Earned Schedule (ES) is emerging as a valuable tool in the overall management of projects. In our view, the ES methodology provides a valuable adjunct to, and a useful sanity check of, the ‘critical path’ (CPM) schedule developed for a project, for very little effort – provided the project has implemented Earned Value Management (EVM).
Using the same data as EVM, ES ‘scales’ the remaining duration of the project based on the volume of work accomplished to date compared to the planned volume, as measured by SPI(t). SPI(t) has the potential to predict future slippages that the CPM schedule may not be indicating.
CPM schedules have two major flaws inherent in the methodology:
a. CPM assumes all future work will be accomplished as planned. There is no ‘scaling function’ for the performance of future work similar to the EVM calculations of EAC = BAC/CPI for cost.
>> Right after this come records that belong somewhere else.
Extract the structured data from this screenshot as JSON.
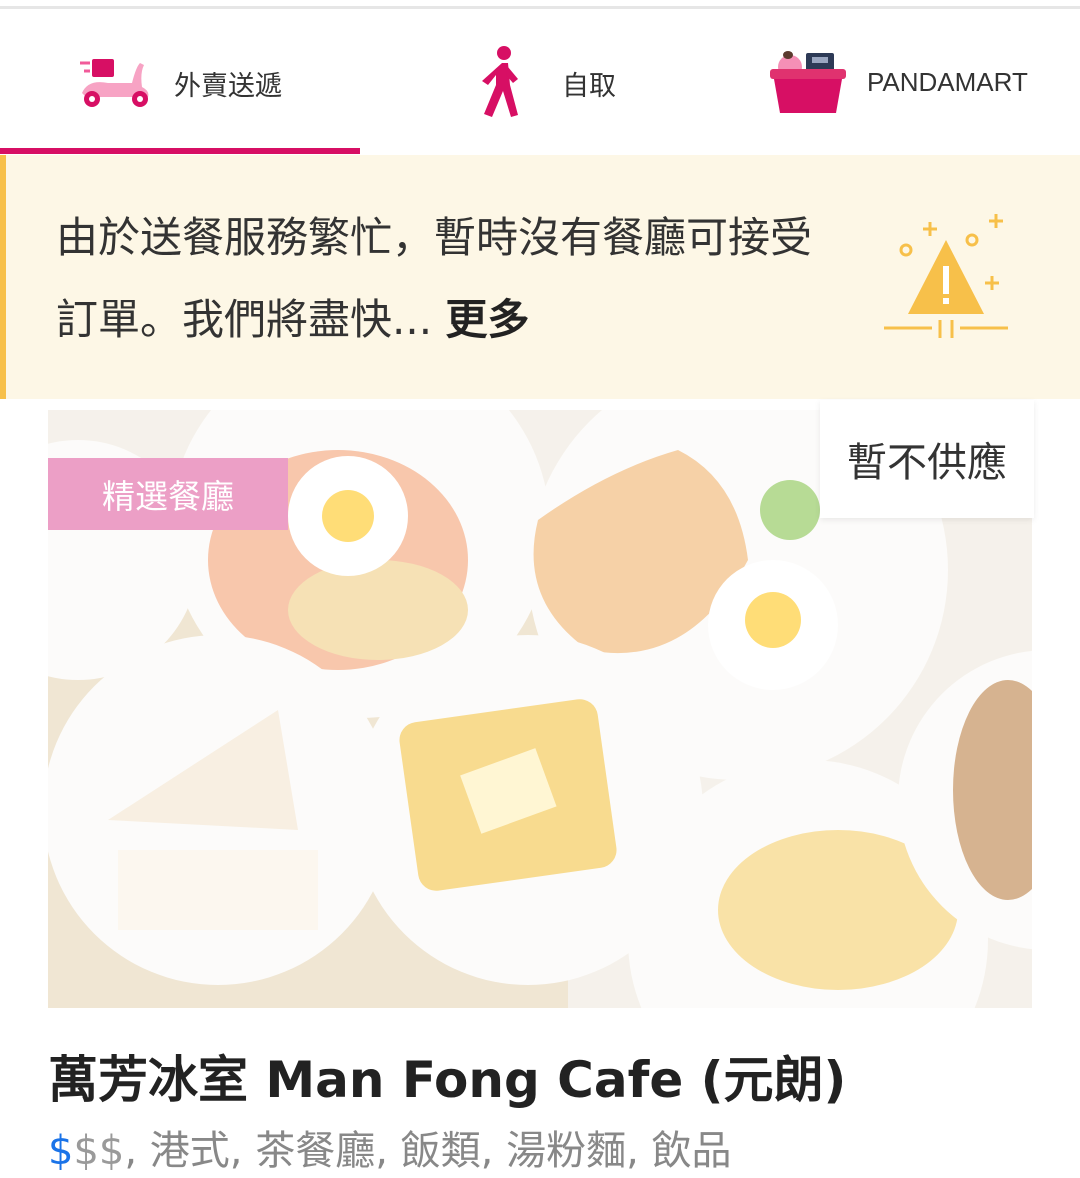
{
  "tabs": [
    {
      "label": "外賣送遞",
      "icon": "scooter-icon",
      "active": true
    },
    {
      "label": "自取",
      "icon": "walking-person-icon",
      "active": false
    },
    {
      "label": "PANDAMART",
      "icon": "basket-icon",
      "active": false
    }
  ],
  "banner": {
    "message": "由於送餐服務繁忙，暫時沒有餐廳可接受訂單。我們將盡快...",
    "more_label": "更多",
    "icon": "warning-icon"
  },
  "restaurant": {
    "featured_label": "精選餐廳",
    "unavailable_label": "暫不供應",
    "name": "萬芳冰室 Man Fong Cafe (元朗)",
    "price_active": "$",
    "price_inactive": "$$",
    "tags": ", 港式, 茶餐廳, 飯類, 湯粉麵, 飲品"
  },
  "colors": {
    "brand": "#d70f64",
    "banner_bg": "#fdf7e6",
    "banner_accent": "#f7c04a",
    "featured_badge": "#ec9fc6",
    "price_active": "#1a73e8"
  }
}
b. CPM schedules do not show critical path slippage if ‘float’ is being consumed. The ‘bow wave’ of delayed work eventually becomes critical (usually with disastrous consequences) but there may not be pre-warning. (for more on scheduling see: http://www.mosaicprojects.com.au/Planning.html)
Research by Henderson and Zwikael has demonstrated that CPI and SPI(t) are closely correlated at a summary level across a range of commercial projects. This and other research suggests ES will provide a valuable management insight to help the successful delivery of projects, but whilst this debate needs to be finalised it will ultimately be determined in the marketplace.